A long-standing battle between Canada's largest real estate board and the Competition Bureau over online access to housing market data is headed back to court again this week.
Starting Monday, the Federal Court of Appeal will hear an appeal of a Competition Tribunal ruling that the Toronto Real Estate Board engaged in anti-competitive practices when it restricted how its 45,000 member realtors share home-sales data online.
At the heart of the legal fight is a dispute over what realtors are allowed to do with data from the Multiple Listings Service, an electronic database available only to members of the real estate board that contains details about homes for sale, including past selling prices and realtor commissions.
Realtors routinely share this information with individual clients, but some in the real estate industry have been fighting to have it available online in bulk through a data feed posted on password-protected websites.
In April, the Competition Tribunal ruled that the real estate board was stifling competition and innovation in the industry by preventing its members in the GTA from creating new online services and tools using home-sales data. The tribunal ordered the real estate board to open up its MLS data for realtors to post online, but that process was put on hold after TREB appealed to the Federal Court.

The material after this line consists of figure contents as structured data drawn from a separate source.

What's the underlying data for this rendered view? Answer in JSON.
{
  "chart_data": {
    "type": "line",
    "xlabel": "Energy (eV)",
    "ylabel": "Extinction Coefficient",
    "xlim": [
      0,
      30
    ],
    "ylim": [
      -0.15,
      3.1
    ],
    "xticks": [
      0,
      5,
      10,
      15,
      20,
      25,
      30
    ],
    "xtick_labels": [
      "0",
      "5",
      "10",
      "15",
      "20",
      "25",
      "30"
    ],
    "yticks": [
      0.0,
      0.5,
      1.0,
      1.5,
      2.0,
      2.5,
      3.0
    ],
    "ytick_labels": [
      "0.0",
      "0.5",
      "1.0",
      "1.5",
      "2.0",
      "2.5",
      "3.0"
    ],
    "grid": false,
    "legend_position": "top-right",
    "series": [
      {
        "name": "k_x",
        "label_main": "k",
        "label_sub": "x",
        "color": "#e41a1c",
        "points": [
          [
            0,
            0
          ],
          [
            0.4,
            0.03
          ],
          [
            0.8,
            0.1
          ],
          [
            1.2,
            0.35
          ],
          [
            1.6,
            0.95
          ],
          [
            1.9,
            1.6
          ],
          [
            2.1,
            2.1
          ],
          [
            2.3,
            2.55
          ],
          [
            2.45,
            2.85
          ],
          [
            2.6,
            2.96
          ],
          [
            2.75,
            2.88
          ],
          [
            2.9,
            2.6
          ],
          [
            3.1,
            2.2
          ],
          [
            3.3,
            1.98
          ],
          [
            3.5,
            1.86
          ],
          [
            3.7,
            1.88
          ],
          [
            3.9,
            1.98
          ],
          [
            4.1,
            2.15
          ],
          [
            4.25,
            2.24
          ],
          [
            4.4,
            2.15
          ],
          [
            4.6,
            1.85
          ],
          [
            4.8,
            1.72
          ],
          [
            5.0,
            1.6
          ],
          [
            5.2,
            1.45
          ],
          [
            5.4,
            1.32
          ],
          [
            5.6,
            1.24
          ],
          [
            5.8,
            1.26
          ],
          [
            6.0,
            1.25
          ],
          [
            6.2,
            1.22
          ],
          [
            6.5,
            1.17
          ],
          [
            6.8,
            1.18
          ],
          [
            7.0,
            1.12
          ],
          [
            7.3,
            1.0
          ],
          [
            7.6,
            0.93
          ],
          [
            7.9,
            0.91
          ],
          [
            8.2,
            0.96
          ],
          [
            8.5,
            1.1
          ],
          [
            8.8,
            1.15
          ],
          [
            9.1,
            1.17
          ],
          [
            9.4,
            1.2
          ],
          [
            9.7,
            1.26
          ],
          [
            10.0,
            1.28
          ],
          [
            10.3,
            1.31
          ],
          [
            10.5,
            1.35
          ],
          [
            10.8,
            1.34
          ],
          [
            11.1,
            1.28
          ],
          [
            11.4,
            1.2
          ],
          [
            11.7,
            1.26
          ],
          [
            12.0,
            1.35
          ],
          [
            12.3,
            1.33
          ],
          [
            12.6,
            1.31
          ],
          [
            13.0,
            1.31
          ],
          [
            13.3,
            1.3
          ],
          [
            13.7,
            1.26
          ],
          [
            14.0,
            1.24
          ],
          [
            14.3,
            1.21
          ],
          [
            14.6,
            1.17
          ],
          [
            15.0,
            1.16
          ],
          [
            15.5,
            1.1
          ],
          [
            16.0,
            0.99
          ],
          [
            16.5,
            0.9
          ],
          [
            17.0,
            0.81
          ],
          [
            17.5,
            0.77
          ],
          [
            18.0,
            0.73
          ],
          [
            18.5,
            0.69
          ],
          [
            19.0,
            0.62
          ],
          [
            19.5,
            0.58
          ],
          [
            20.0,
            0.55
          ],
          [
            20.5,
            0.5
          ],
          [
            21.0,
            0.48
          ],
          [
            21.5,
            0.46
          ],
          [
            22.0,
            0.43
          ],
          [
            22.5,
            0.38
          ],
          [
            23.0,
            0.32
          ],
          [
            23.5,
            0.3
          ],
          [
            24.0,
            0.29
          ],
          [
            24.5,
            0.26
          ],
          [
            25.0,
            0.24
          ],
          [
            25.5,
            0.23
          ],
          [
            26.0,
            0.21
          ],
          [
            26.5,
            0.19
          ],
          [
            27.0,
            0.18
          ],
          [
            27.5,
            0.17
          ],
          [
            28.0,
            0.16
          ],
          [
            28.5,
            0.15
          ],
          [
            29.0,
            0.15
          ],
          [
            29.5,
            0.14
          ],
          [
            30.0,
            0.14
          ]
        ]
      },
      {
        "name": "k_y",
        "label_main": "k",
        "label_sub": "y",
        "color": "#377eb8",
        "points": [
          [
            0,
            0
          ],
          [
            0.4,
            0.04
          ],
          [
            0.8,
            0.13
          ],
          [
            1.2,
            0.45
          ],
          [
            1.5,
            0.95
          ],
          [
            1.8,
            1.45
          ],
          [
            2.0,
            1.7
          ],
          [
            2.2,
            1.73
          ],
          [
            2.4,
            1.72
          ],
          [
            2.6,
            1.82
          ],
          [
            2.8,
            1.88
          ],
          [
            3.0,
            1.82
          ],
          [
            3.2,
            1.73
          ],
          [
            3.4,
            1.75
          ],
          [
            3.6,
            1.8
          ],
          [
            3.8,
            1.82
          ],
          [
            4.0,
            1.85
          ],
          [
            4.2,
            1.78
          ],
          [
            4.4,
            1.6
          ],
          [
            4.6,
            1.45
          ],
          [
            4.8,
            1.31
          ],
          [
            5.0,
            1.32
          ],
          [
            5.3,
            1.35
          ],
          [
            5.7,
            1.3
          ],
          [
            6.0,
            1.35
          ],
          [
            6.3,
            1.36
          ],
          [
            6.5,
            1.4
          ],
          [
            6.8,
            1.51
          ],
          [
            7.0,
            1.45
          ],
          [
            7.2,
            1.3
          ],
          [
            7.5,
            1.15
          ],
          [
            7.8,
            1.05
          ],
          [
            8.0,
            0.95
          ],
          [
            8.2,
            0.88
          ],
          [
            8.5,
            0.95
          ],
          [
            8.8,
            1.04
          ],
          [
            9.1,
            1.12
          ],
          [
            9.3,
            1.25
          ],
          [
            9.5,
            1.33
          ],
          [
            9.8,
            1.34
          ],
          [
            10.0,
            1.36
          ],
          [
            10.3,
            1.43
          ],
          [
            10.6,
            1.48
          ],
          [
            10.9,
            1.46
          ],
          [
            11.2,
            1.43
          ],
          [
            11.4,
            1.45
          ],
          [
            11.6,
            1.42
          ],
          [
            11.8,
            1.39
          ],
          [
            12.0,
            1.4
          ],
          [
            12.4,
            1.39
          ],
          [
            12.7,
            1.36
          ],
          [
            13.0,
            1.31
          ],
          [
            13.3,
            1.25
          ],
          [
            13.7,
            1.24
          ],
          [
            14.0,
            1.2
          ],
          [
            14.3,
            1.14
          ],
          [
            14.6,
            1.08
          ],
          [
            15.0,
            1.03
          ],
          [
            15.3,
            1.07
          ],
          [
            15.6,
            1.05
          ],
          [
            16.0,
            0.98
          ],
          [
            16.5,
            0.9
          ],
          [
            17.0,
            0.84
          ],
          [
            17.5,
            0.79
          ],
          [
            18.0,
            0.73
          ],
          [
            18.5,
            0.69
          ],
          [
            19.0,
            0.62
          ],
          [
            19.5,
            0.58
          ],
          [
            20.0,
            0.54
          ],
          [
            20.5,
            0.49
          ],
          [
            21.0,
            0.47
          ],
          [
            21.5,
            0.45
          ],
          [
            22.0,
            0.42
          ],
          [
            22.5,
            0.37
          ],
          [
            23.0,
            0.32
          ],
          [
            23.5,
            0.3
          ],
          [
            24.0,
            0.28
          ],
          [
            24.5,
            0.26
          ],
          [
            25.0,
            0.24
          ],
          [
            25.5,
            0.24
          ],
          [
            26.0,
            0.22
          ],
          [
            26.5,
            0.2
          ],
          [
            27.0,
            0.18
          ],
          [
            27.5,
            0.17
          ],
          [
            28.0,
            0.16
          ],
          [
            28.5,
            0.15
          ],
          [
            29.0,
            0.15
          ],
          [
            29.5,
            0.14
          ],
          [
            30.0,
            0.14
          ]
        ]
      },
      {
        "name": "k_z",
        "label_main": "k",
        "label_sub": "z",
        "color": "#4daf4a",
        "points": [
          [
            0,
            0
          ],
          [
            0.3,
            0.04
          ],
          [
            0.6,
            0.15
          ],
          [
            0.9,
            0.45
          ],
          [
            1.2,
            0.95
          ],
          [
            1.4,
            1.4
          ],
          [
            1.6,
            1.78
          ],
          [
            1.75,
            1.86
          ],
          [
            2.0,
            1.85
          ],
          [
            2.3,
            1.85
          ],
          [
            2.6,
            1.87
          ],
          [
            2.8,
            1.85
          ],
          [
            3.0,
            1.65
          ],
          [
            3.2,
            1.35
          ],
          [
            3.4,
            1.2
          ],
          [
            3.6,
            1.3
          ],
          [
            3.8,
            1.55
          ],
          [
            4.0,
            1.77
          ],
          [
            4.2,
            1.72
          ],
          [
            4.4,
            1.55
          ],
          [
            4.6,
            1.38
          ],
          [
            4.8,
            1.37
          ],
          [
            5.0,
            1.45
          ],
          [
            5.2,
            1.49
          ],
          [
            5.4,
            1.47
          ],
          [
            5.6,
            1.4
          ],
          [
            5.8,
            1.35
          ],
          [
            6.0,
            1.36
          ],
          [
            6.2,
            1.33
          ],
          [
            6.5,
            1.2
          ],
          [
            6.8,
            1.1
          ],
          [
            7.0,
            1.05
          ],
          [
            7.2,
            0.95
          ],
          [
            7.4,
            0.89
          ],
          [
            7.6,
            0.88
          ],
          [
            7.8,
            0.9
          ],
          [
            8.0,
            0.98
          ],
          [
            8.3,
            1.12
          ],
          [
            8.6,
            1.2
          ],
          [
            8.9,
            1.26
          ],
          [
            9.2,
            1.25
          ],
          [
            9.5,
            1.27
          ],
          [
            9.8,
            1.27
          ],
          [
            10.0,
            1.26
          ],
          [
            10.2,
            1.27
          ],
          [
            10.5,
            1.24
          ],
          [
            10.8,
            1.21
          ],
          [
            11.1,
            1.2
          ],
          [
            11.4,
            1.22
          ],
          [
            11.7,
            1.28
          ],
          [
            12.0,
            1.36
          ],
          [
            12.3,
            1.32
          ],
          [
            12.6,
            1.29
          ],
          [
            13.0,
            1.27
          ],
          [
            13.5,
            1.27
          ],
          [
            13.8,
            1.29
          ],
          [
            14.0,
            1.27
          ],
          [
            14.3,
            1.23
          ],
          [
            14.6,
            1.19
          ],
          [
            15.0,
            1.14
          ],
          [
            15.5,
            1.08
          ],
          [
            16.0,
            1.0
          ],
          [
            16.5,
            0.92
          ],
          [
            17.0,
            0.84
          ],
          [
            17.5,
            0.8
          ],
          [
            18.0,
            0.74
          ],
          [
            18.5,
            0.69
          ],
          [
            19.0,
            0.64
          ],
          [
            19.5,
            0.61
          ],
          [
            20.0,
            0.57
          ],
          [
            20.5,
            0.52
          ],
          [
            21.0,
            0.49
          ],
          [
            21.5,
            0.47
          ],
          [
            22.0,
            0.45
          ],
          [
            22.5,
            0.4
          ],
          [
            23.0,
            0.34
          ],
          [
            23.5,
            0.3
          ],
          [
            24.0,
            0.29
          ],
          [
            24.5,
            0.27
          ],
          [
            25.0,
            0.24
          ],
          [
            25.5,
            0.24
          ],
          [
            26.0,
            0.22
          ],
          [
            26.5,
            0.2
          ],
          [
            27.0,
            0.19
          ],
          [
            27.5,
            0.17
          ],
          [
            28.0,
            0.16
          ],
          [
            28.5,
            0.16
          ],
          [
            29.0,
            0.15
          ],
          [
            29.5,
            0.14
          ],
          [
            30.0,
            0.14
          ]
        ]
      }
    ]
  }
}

The real estate board is arguing that sharing home-sales data widely online raises privacy concerns. It wants home owners to be required to give approval before such details are posted online. "Privacy laws obligate TREB and its members to obtain explicit, informed consent from a buyer and a seller to distribute their personal financial information, a right to privacy only they may waive," TREB chief executive officer John DiMichele wrote in August.
The battle over MLS data has dragged on for years. While a Federal Court ruling would apply only to the Toronto Real Estate Board, the case is seen as precedent-setting . The Canadian Real Estate Association, an umbrella group that represents more than 100 real estate boards across the country, has applied to be an intervenor in the case.
Fraser Beach, a Toronto-area realtor who has been battling TREB over online access to MLS data for nearly a decade, called the Federal Court of Appeal hearing "the final chapter in this quest." Mr. Beach shut down his popular daily newsletter on GTA home sales in September, saying he had received a "cease and desist letter" from the real estate board.
The court is set to hear the case on Monday and Tuesday this week in Toronto.